The Dow first bottomed in Oct of 2008 (coincidentally that’s the same month we expect the Dow to attempt to put in a bottom) and mounted a rather strong rally. It rallied from 8000 all the way to 9500; a gain of almost 20%. It then shed all these gains and some and put in another bottom in Dec 2008.  Once again it rallied strongly, from 7500 to 9000; a gain of 20%.  Once again the bottom failed to hold and the Dow dropped all the way to 6464 before finally putting in a multi month bottom in March of 2009.

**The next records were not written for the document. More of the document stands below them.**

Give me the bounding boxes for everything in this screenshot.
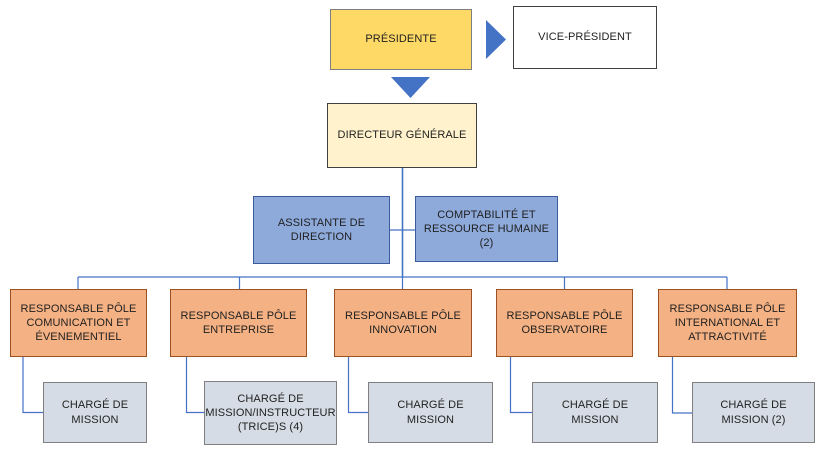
node-presidente[interactable]: PRÉSIDENTE	[330, 9, 472, 70]
node-charge-entreprise[interactable]: CHARGÉ DE MISSION/INSTRUCTEUR (TRICE)S (…	[204, 381, 337, 445]
node-pole-innovation[interactable]: RESPONSABLE PÔLE INNOVATION	[334, 289, 472, 357]
node-charge-observatoire[interactable]: CHARGÉ DE MISSION	[532, 382, 658, 443]
connector-elbow-entreprise	[185, 357, 204, 414]
node-directeur-generale[interactable]: DIRECTEUR GÉNÉRALE	[327, 103, 477, 168]
node-vice-president[interactable]: VICE-PRÉSIDENT	[513, 6, 657, 69]
connector-elbow-observatoire	[509, 357, 532, 414]
connector-elbow-innovation	[347, 357, 368, 414]
connector-elbow-international	[671, 357, 692, 414]
connector-elbow-comunication	[22, 357, 43, 414]
node-pole-entreprise[interactable]: RESPONSABLE PÔLE ENTREPRISE	[170, 289, 307, 357]
node-comptabilite-rh[interactable]: COMPTABILITÉ ET RESSOURCE HUMAINE (2)	[415, 196, 558, 262]
flow-arrow-down-icon	[391, 77, 430, 98]
node-charge-international[interactable]: CHARGÉ DE MISSION (2)	[692, 382, 815, 443]
node-pole-international[interactable]: RESPONSABLE PÔLE INTERNATIONAL ET ATTRAC…	[658, 289, 797, 357]
node-charge-comunication[interactable]: CHARGÉ DE MISSION	[43, 382, 147, 443]
node-pole-comunication[interactable]: RESPONSABLE PÔLE COMUNICATION ET ÉVENEME…	[10, 289, 147, 357]
node-assistante-direction[interactable]: ASSISTANTE DE DIRECTION	[253, 196, 390, 264]
node-charge-innovation[interactable]: CHARGÉ DE MISSION	[368, 382, 493, 443]
flow-arrow-right-icon	[486, 20, 506, 59]
node-pole-observatoire[interactable]: RESPONSABLE PÔLE OBSERVATOIRE	[496, 289, 633, 357]
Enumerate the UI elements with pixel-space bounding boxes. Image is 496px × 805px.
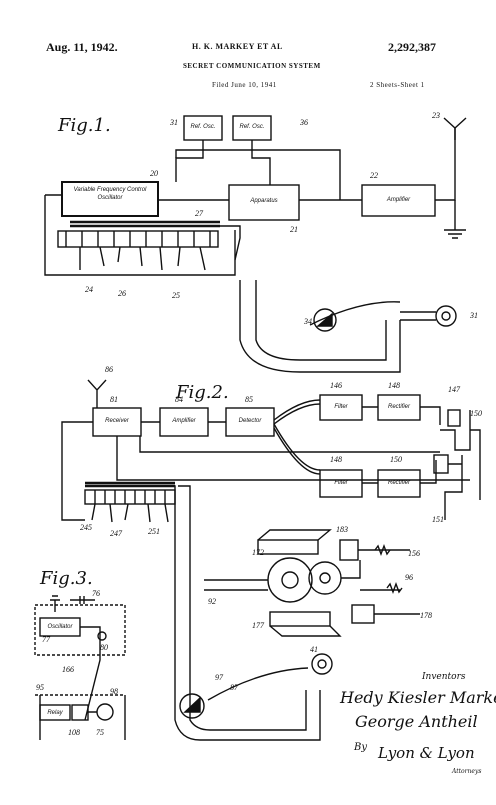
fig3-housing — [34, 604, 126, 656]
svg-text:247: 247 — [110, 529, 123, 538]
svg-text:25: 25 — [172, 291, 180, 300]
patent-date: Aug. 11, 1942. — [46, 40, 118, 54]
svg-text:80: 80 — [100, 643, 108, 652]
svg-text:31: 31 — [169, 118, 178, 127]
fig1-apparatus-label: Apparatus — [250, 198, 278, 204]
svg-text:24: 24 — [85, 285, 93, 294]
fig2-filter-bottom-label: Filter — [334, 480, 348, 486]
fig3-label: Fig.3. — [40, 568, 93, 589]
svg-text:27: 27 — [195, 209, 204, 218]
svg-text:21: 21 — [290, 225, 298, 234]
svg-text:22: 22 — [370, 171, 378, 180]
patent-number: 2,292,387 — [388, 40, 436, 54]
svg-text:150: 150 — [470, 409, 482, 418]
svg-text:20: 20 — [150, 169, 158, 178]
fig1-ref-osc-label-1: Ref. Osc. — [190, 124, 216, 130]
svg-text:26: 26 — [118, 289, 126, 298]
svg-text:95: 95 — [36, 683, 44, 692]
fig1-switch-row — [57, 230, 219, 248]
patent-inventors: H. K. MARKEY ET AL — [192, 42, 283, 51]
svg-text:96: 96 — [405, 573, 413, 582]
sheet-count: 2 Sheets-Sheet 1 — [370, 81, 425, 89]
fig3-relay-label: Relay — [47, 710, 63, 716]
fig2-filter-top-label: Filter — [334, 404, 348, 410]
svg-text:166: 166 — [62, 665, 74, 674]
fig3-oscillator-label: Oscillator — [47, 624, 73, 630]
attorney-signature: Lyon & Lyon — [378, 744, 475, 762]
svg-text:97: 97 — [215, 673, 224, 682]
svg-text:75: 75 — [96, 728, 104, 737]
svg-text:98: 98 — [110, 687, 118, 696]
fig1-amplifier-label: Amplifier — [386, 197, 411, 203]
svg-text:148: 148 — [330, 455, 342, 464]
svg-text:178: 178 — [420, 611, 432, 620]
attorneys-label: Attorneys — [452, 768, 482, 775]
svg-text:92: 92 — [208, 597, 216, 606]
svg-text:245: 245 — [80, 523, 92, 532]
filed-date: Filed June 10, 1941 — [212, 81, 277, 89]
fig1-label: Fig.1. — [58, 115, 111, 136]
svg-text:151: 151 — [432, 515, 444, 524]
fig2-circuit: 86 81 84 85 146 148 147 150 148 150 151 … — [61, 365, 482, 741]
svg-text:177: 177 — [252, 621, 265, 630]
svg-text:23: 23 — [432, 111, 440, 120]
inventor-signature-2: George Antheil — [355, 712, 478, 731]
fig2-detector-label: Detector — [238, 418, 262, 424]
fig2-label: Fig.2. — [176, 382, 229, 403]
svg-text:172: 172 — [252, 548, 264, 557]
svg-text:36: 36 — [299, 118, 308, 127]
svg-text:183: 183 — [336, 525, 348, 534]
by-label: By — [354, 742, 367, 753]
svg-text:156: 156 — [408, 549, 420, 558]
fig2-tape-spool — [179, 693, 205, 719]
svg-text:147: 147 — [448, 385, 461, 394]
svg-text:84: 84 — [175, 395, 183, 404]
fig1-freq-control-label: Variable Frequency Control Oscillator — [73, 187, 147, 201]
svg-text:31: 31 — [469, 311, 478, 320]
patent-title: SECRET COMMUNICATION SYSTEM — [183, 62, 321, 70]
svg-text:77: 77 — [42, 635, 51, 644]
svg-text:146: 146 — [330, 381, 342, 390]
fig2-drive-wheel — [267, 557, 313, 603]
svg-text:150: 150 — [390, 455, 402, 464]
svg-text:86: 86 — [105, 365, 113, 374]
svg-text:81: 81 — [110, 395, 118, 404]
fig2-amplifier-label: Amplifier — [172, 418, 196, 424]
svg-text:251: 251 — [148, 527, 160, 536]
inventor-signature-1: Hedy Kiesler Markey — [340, 688, 496, 707]
svg-text:85: 85 — [245, 395, 253, 404]
fig2-receiver-label: Receiver — [105, 418, 129, 424]
fig2-rectifier-top-label: Rectifier — [387, 404, 410, 410]
svg-text:76: 76 — [92, 589, 100, 598]
fig1-apparatus-box — [228, 184, 300, 221]
fig2-rectifier-bottom-label: Rectifier — [387, 480, 410, 486]
svg-text:34: 34 — [303, 317, 312, 326]
svg-text:87: 87 — [230, 683, 239, 692]
fig1-tape-spool — [313, 308, 337, 332]
inventors-label: Inventors — [422, 672, 466, 682]
svg-text:108: 108 — [68, 728, 80, 737]
svg-text:41: 41 — [310, 645, 318, 654]
fig1-circuit: 31 36 23 20 22 21 27 24 26 25 34 31 — [44, 111, 478, 373]
fig3-circuit: 76 77 80 166 95 98 108 75 — [34, 589, 126, 740]
fig1-freq-control-box — [61, 181, 159, 217]
fig1-ref-osc-label-2: Ref. Osc. — [239, 124, 265, 130]
svg-text:148: 148 — [388, 381, 400, 390]
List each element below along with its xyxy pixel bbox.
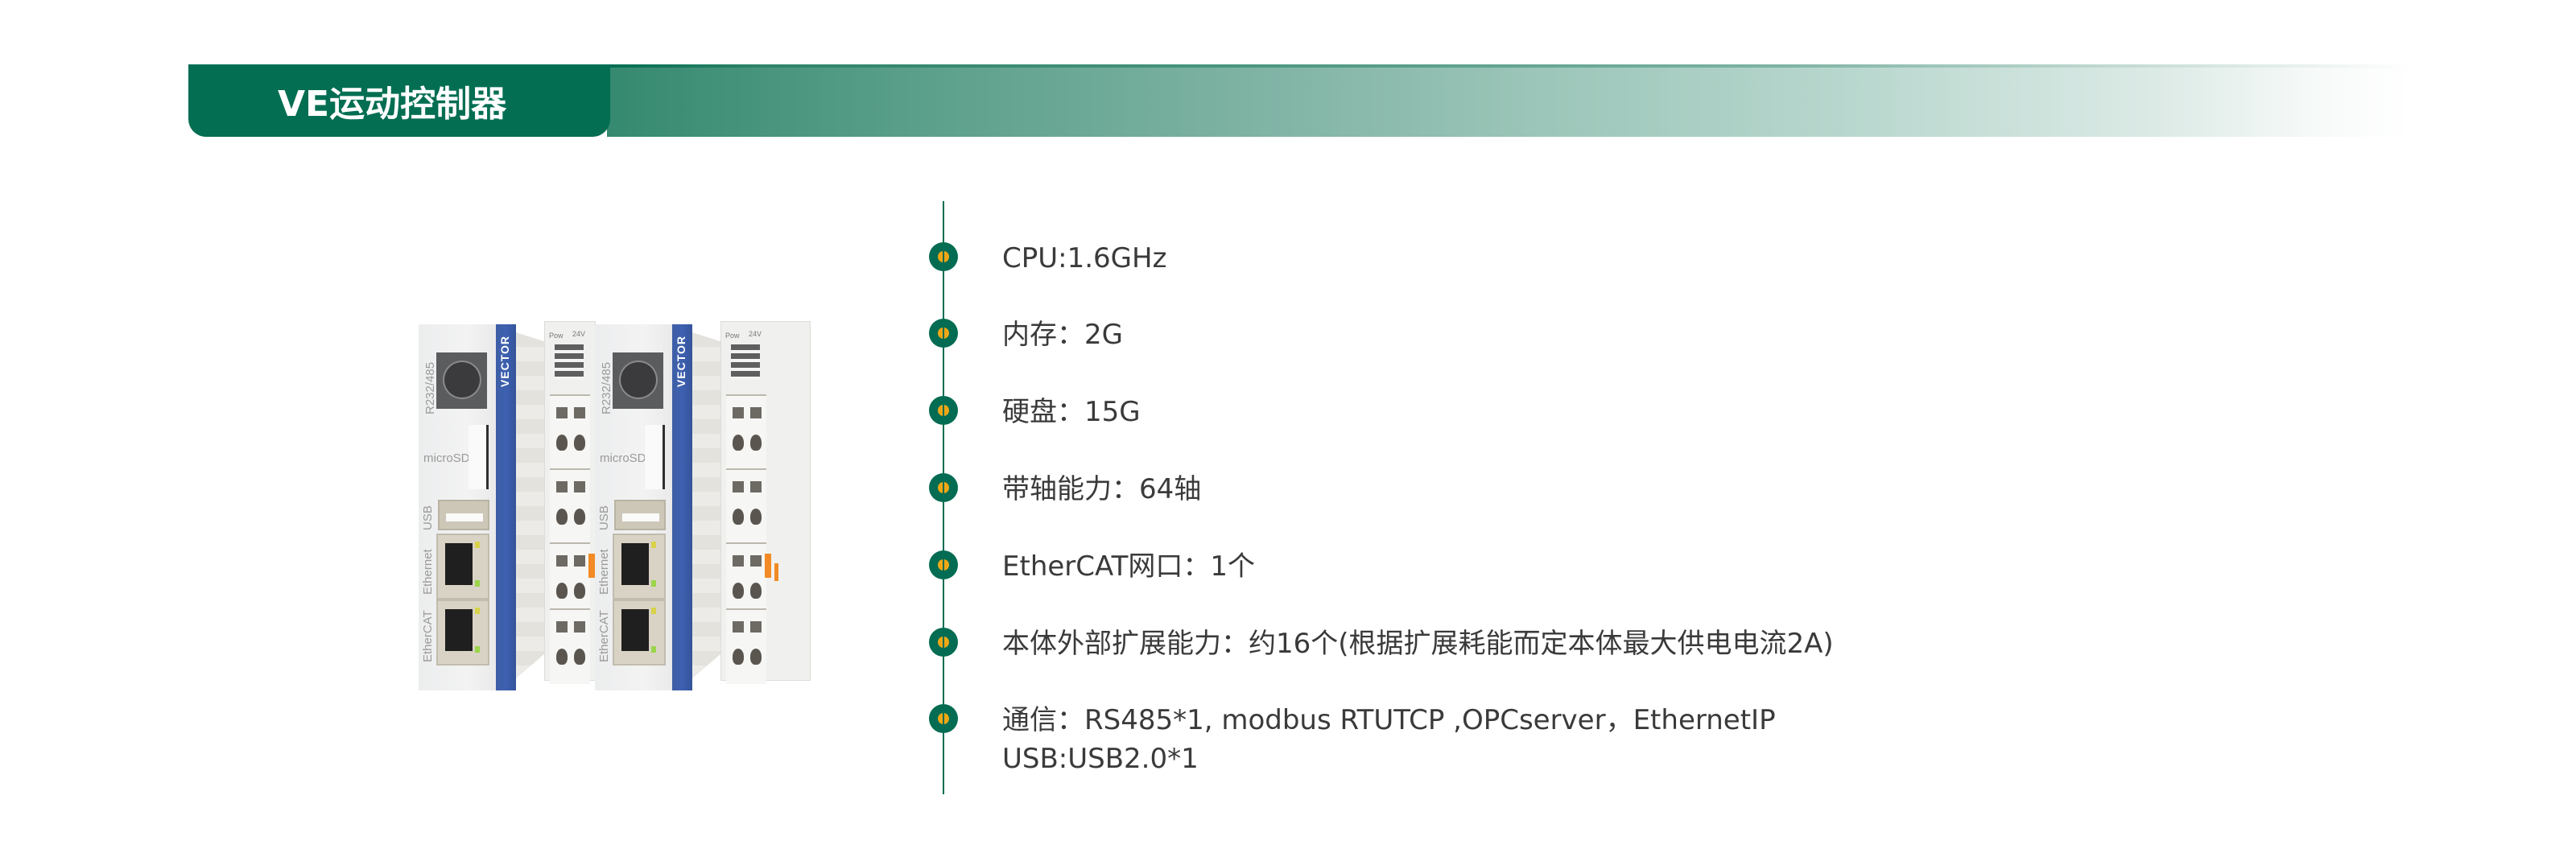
label-ethercat: EtherCAT <box>421 610 435 662</box>
bullet-dot-icon <box>929 628 958 657</box>
brand-stripe <box>496 324 516 690</box>
terminal-block <box>726 542 766 618</box>
terminal-block <box>550 394 590 470</box>
label-usb: USB <box>597 505 611 530</box>
product-image: R232/485 microSD USB Ethernet EtherCAT V… <box>415 320 817 698</box>
spec-text: 带轴能力：64轴 <box>1002 473 1202 505</box>
label-microsd: microSD <box>600 451 646 465</box>
orange-latch <box>588 554 595 578</box>
banner-top-strip <box>188 64 2410 68</box>
serial-port-connector <box>436 352 487 409</box>
bullet-dot-icon <box>929 704 958 733</box>
brand-stripe <box>672 324 692 690</box>
microsd-slot <box>469 425 489 489</box>
banner-title-tab: VE运动控制器 <box>188 64 610 137</box>
label-ethernet: Ethernet <box>421 549 435 595</box>
label-24v: 24V <box>572 330 586 338</box>
unit-side <box>516 332 548 678</box>
spec-text: 硬盘：15G <box>1002 396 1141 428</box>
ethernet-port <box>436 534 489 600</box>
ethernet-port <box>613 534 666 600</box>
label-24v: 24V <box>749 330 762 338</box>
bullet-dot-icon <box>929 396 958 425</box>
label-ethernet: Ethernet <box>597 549 611 595</box>
brand-logo: VECTOR <box>498 336 511 388</box>
terminal-block <box>726 468 766 544</box>
spec-text: CPU:1.6GHz <box>1002 242 1167 274</box>
spec-text: 通信：RS485*1, modbus RTUTCP ,OPCserver，Eth… <box>1002 704 1776 736</box>
page-title: VE运动控制器 <box>278 84 507 125</box>
orange-latch <box>774 563 778 581</box>
label-usb: USB <box>421 505 435 530</box>
label-pow: Pow <box>549 332 564 340</box>
brand-logo: VECTOR <box>675 336 687 388</box>
banner-gradient <box>607 68 2410 137</box>
controller-unit-1: R232/485 microSD USB Ethernet EtherCAT V… <box>419 321 604 690</box>
orange-latch <box>765 554 771 578</box>
terminal-module: Pow 24V <box>720 321 811 684</box>
label-ethercat: EtherCAT <box>597 610 611 662</box>
label-serial-port: R232/485 <box>423 361 437 414</box>
usb-port <box>438 500 489 530</box>
ethercat-port <box>613 600 666 666</box>
spec-text: 本体外部扩展能力：约16个(根据扩展耗能而定本体最大供电电流2A) <box>1002 628 1834 660</box>
spec-text-line-2: USB:USB2.0*1 <box>1002 743 1199 775</box>
controller-unit-2: R232/485 microSD USB Ethernet EtherCAT V… <box>595 321 811 690</box>
terminal-block <box>550 542 590 618</box>
terminal-block <box>550 608 590 684</box>
terminal-block <box>726 394 766 470</box>
label-pow: Pow <box>725 332 740 340</box>
ethercat-port <box>436 600 489 666</box>
bullet-dot-icon <box>929 473 958 502</box>
serial-port-connector <box>613 352 663 409</box>
status-leds <box>555 344 584 380</box>
usb-port <box>614 500 666 530</box>
microsd-slot <box>645 425 665 489</box>
spec-text: EtherCAT网口：1个 <box>1002 550 1256 583</box>
section-header-banner: VE运动控制器 <box>188 64 2410 137</box>
label-serial-port: R232/485 <box>600 361 613 414</box>
terminal-block <box>726 608 766 684</box>
bullet-dot-icon <box>929 550 958 579</box>
status-leds <box>731 344 760 380</box>
bullet-dot-icon <box>929 319 958 348</box>
spec-text: 内存：2G <box>1002 319 1123 351</box>
terminal-module: Pow 24V <box>544 321 596 684</box>
label-microsd: microSD <box>423 451 470 465</box>
bullet-dot-icon <box>929 242 958 271</box>
unit-side <box>692 332 724 678</box>
terminal-block <box>550 468 590 544</box>
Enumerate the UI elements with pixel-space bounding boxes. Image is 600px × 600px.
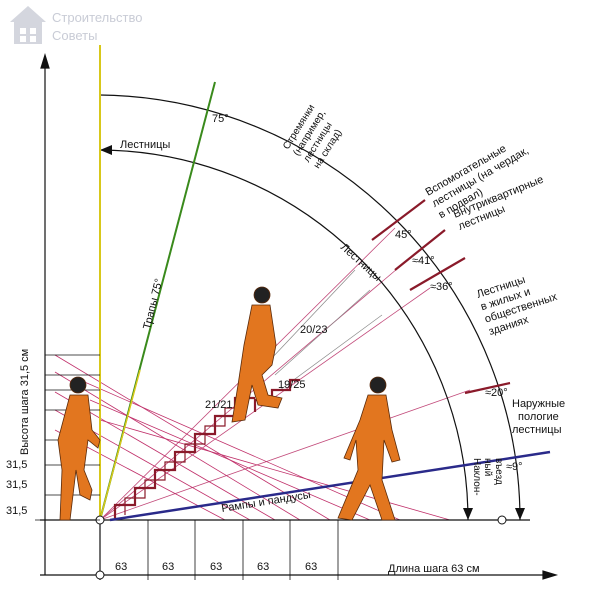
angle-41: ≈41° <box>412 255 435 267</box>
y-tick-3: 31,5 <box>6 505 27 517</box>
angle-markers <box>371 199 511 395</box>
gray-rays <box>269 269 383 391</box>
trap-label: Трапы 75° <box>141 277 165 330</box>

Now history never repeats itself exactly, but it does come pretty close.  Thus the Dow is likely to put in some sort of bottom in October that could lead to a strong rally, but this rally could  fail, unless the pattern changes.  We will be able to make a better call once the rally is in play.

The Dow is more likely to put in a stronger bottom in 2012 than in 2011.  The question then for 2012 will be whether this bottom will lead to another 2 year rally. Again the current pattern is indicating that this is unlikely, but potentially the Dow could rally for several months if it manages to put in a bottom formation next year.


Moving average

New Highs

New lows
100 day35180
I year20105

20 day moving average of new lows = 4615    (New all time Record set on Sept 16th 2008).

1 year moving average of new highs = 10       (New all time low set on Nov 25th 2008)

1 year moving average of new lows= 2225      (New all time Record set on Sept 16,)

Despite mounting a rather strong rally after testing the 10,600 ranges, all 3 moving averages of new highs still remain weak.  This indicates that there is at least one more selling wave before a trad-able bottom is in place.  Our advice therefore would be to wait for another sell off before opening up long positions.  We also feel that 2012 will offer far better prospects than 2011.

As one more corrective wave is expected before a bottom takes hold, it is still not time to open long positions in the market.